Ah! I’ve got it, we’ll head to Sentosa in the afternoon when the blazing tropical sun is not directly overhead, then get a ride home from KL when he’s done with work. Mom in law is cooking dinner so I don’t have to worry about being back early to cook. As they used to say on the A-Team, “I love it when a plan comes together!”
Yesterday I left them to do whatever they wanted the whole afternoon while I did housework and organizing, so really, in a way, I owe it to them to do something they would like today. I often have these internal debates about whether I am being too authoritarian or whether I am being too child-centered or whether I am being utterly self-centred. Frankly, I like being in charge, so I am quite happy to uphold the Biblical principle of parental authority. That suits me fine. But then these other Biblical principles come into play that don’t fit so nicely with my nature….like laying down my life for another, possessing a meek and quiet spirit, considering others better than myself, and all the other ego-busting commands that God has me follow to lead me into humility. My life is not to be self-, parent-, or child-centred but God-centred.

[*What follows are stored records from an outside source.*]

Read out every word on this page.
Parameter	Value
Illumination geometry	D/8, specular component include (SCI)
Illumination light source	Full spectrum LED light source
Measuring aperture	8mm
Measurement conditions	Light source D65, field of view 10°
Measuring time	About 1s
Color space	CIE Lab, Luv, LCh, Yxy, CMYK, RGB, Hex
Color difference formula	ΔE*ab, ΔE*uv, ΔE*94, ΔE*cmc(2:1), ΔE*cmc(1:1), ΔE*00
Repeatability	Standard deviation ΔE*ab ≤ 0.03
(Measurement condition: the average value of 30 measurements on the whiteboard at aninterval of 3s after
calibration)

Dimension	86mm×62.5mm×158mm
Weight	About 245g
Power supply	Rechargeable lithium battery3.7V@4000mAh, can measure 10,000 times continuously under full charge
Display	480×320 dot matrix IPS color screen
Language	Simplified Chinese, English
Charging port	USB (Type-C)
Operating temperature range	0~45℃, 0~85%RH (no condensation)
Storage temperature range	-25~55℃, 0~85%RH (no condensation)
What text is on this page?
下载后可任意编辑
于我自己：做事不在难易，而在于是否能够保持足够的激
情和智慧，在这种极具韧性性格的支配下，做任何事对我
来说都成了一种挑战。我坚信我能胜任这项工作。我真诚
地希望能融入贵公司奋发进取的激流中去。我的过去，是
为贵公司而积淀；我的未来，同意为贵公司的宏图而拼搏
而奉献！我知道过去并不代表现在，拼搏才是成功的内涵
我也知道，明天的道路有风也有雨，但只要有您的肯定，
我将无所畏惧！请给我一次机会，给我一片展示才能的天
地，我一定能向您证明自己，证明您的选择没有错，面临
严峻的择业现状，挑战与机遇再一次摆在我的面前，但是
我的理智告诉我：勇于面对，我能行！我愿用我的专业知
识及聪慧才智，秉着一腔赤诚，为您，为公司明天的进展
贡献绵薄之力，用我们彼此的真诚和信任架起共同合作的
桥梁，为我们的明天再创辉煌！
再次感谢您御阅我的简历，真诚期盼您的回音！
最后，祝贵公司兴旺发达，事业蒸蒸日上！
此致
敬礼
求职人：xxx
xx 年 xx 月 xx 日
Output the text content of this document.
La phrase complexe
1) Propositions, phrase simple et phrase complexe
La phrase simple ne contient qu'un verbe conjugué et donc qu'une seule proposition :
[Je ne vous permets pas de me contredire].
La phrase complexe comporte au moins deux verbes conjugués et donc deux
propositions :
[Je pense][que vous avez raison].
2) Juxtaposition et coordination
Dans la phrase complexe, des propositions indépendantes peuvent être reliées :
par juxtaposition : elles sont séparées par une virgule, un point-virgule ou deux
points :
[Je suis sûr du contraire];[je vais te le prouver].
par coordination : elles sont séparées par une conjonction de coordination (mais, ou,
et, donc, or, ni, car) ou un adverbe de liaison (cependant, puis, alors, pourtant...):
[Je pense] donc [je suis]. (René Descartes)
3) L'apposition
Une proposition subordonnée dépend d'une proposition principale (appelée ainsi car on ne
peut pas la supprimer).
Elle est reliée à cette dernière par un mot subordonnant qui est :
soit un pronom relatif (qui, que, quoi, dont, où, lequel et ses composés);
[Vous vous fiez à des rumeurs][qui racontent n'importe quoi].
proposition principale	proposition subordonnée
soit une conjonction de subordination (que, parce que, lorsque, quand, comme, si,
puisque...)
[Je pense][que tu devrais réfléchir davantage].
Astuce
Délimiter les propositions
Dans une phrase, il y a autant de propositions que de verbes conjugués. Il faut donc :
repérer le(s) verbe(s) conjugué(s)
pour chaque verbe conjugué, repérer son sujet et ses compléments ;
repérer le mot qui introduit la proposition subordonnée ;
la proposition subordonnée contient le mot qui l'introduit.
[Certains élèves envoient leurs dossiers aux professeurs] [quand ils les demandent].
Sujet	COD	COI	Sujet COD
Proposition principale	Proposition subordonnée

Reading Romans in the past few days has reminded me of where I stand before this God who is to be at the centre. I stand in grace…in the midst of grace, as if it is an enormous, protected shallow lake and I stand knee deep right in the centre of it. Nothing can reach me or take me out of it. I am amazed again by the extent of this grace.
First I was saved and then made right (justified) and now..He went so far as to reconcile me to Himself. As if escaping his wrath weren’t enough, I now have a fully restored relationship. I pray I’ll live the day to day existence in light of this.